Some high power light emitting diode (LED) packages advantageously employ a flip-chip mounting configuration in which the anode and cathode electrodes are disposed on the same side of the chip, and are bonded to mating electrical pads. To reduce resistive losses and promote electrical current spreading, LED chips designed for flip-chip bonding typically include closely spaced, and optionally interleaved, anode and cathode electrodes. For example, the electrodes may be interleaved using an interdigitated finger arrangement, spiral intersections, or so forth. A consequence of this arrangement is that the gap between the mating electrical pads to which the chip is flip-chip bonded should be small. In some configurations, the gap between the mating electrical pads should be about 100 microns or less, and in some more rigorous configurations the gap should be about 80 microns or less.
This presents a problem, because conventional circuit boards have gaps between traces of order 150 microns or larger. Moreover, the minimum gap between traces increases with increasing thickness of the conductive layer.

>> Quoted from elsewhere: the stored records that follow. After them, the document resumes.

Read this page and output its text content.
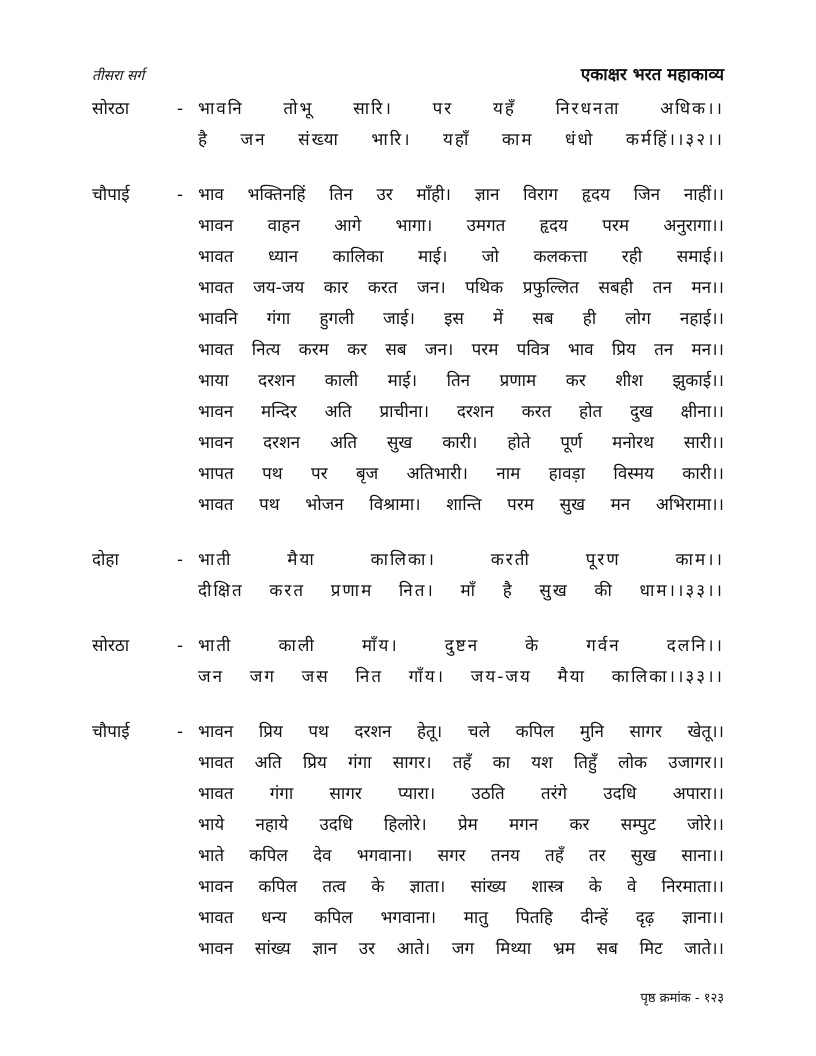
तीसरा सर्ग	एकाक्षर भरत महाकाव्य
सोरठा	- भावनि तोभू सारि। पर यहँ निरधनता अधिक।।
है जन संख्या भारि। यहाँ काम धंधो कर्महिं।।३२।।
चौपाई	- भाव भक्तिनहिं तिन उर माँही। ज्ञान विराग हृदय जिन नाहीं।।
भावन वाहन आगे भागा। उमगत हृदय परम अनुरागा।।
भावत ध्यान कालिका माई। जो कलकत्ता रही समाई।।
भावत जय-जय कार करत जन। पथिक प्रफुल्लित सबही तन मन।।
भावनि गंगा हुगली जाई। इस में सब ही लोग नहाई।।
भावत नित्य करम कर सब जन। परम पवित्र भाव प्रिय तन मन।।
भाया दरशन काली माई। तिन प्रणाम कर शीश झुकाई।।
भावन मन्दिर अति प्राचीना। दरशन करत होत दुख क्षीना।।
भावन दरशन अति सुख कारी। होते पूर्ण मनोरथ सारी।।
भापत पथ पर बृज अतिभारी। नाम हावड़ा विस्मय कारी।।
भावत पथ भोजन विश्रामा। शान्ति परम सुख मन अभिरामा।।
दोहा	- भाती मैया कालिका। करती पूरण काम।।
दीक्षित करत प्रणाम नित। माँ है सुख की धाम।।३३।।
सोरठा	- भाती काली माँय। दुष्टन के गर्वन दलनि।।
जन जग जस नित गाँय। जय-जय मैया कालिका।।३३।।
चौपाई	- भावन प्रिय पथ दरशन हेतू। चले कपिल मुनि सागर खेतू।।
भावत अति प्रिय गंगा सागर। तहँ का यश तिहुँ लोक उजागर।।
भावत गंगा सागर प्यारा। उठति तरंगे उदधि अपारा।।
भाये नहाये उदधि हिलोरे। प्रेम मगन कर सम्पुट जोरे।।
भाते कपिल देव भगवाना। सगर तनय तहँ तर सुख साना।।
भावन कपिल तत्व के ज्ञाता। सांख्य शास्त्र के वे निरमाता।।
भावत धन्य कपिल भगवाना। मातु पितहि दीन्हें दृढ़ ज्ञाना।।
भावन सांख्य ज्ञान उर आते। जग मिथ्या भ्रम सब मिट जाते।।
पृष्ठ क्रमांक - १२३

For high power LED packages, it is desirable to have a circuit board with a relatively thick conductive layer so as to promote heat sinking of the high power LED chip into the circuit board through the flip chip bonding connection.

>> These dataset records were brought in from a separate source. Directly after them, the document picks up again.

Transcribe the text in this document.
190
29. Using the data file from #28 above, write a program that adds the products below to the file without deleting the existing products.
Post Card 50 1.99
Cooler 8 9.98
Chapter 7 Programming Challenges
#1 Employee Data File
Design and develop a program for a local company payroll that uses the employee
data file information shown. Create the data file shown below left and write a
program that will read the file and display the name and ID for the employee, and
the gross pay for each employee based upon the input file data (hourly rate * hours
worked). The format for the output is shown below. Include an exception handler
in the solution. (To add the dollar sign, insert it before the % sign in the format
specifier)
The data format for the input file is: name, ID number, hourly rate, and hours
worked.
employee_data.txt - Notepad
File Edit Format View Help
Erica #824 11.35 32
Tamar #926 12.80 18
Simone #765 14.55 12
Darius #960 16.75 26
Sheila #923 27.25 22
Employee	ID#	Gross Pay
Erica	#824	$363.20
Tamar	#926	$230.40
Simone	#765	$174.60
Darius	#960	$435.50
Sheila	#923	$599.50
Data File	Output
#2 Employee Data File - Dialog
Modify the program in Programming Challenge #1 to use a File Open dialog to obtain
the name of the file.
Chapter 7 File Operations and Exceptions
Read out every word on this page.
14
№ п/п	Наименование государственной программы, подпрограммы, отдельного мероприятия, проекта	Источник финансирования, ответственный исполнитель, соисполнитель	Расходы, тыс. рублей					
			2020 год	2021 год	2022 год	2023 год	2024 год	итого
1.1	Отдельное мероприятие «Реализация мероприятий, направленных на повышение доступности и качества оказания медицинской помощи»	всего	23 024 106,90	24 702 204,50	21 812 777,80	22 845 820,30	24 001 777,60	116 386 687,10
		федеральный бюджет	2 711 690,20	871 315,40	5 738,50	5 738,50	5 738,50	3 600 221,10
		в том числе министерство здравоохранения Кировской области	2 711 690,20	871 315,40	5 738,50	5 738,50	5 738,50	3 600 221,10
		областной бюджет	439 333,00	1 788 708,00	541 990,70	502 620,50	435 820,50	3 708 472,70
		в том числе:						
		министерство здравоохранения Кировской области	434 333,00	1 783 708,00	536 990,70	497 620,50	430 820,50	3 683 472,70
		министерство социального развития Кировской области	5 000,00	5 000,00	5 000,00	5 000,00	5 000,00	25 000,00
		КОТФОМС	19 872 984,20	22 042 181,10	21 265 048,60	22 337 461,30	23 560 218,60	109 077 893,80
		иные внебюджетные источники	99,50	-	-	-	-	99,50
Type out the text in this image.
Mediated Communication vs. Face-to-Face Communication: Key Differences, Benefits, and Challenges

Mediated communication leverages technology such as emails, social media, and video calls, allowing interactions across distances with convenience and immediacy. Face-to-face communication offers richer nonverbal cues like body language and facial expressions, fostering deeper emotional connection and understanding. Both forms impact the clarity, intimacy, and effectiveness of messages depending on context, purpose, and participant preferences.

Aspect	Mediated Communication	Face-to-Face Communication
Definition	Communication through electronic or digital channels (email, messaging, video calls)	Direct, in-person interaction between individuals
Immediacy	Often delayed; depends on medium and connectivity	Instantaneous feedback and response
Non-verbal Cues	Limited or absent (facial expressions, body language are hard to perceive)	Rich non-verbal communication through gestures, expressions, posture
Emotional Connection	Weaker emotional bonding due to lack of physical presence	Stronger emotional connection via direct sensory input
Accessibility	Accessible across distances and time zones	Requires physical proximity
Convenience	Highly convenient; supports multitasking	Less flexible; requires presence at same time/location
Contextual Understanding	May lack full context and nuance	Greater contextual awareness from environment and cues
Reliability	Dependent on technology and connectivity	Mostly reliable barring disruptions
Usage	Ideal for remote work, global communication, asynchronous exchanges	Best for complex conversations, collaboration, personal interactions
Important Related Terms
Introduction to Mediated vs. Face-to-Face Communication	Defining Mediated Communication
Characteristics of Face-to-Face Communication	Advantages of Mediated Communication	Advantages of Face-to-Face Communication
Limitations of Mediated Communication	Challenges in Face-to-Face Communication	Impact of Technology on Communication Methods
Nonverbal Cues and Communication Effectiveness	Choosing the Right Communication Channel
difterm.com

It is known in the art to use a submount to accommodate the small electrode spacing of the LED chip to the wider-spaced electrical pads of the circuit board. Typically, a submount of silicon or other thermally conductive material is interposed between the LED chip and the circuit board. The submount has finely spaced electrical pads to which the LED chip is flip-chip bonded, and the submount in turn is electrically and mechanically attached to the circuit board in a suitable fashion that entails larger tolerances comporting with the wider spacing of the circuit board traces.
Submounts have certain disadvantages, however, including for example increased packaging complexity and concomitant yield reduction, introduction of additional thermal resistance due to the intervening submount, and possible incompatibilities between the submount material and processing operations performed after chip attachment to the submount.
Shelton et al., U.S. Publ. Appl. No. 2005/0194605 A1 published Sep. 8, 2005 discloses another approach for addressing this problem, in which one or more fanning layers are formed on the front-side of the LED chip. Each fanning layer includes a dielectric layer and one or more metal layers, and the topmost fanning layer defines electrical contact pads spaced apart widely enough to enable direct flip-chip bonding of the chip including the fanning layers to the circuit board. This approach is not readily applied to packaging of commercially available diced LED chips that do not include the aforementioned fanning layer or fanning layers.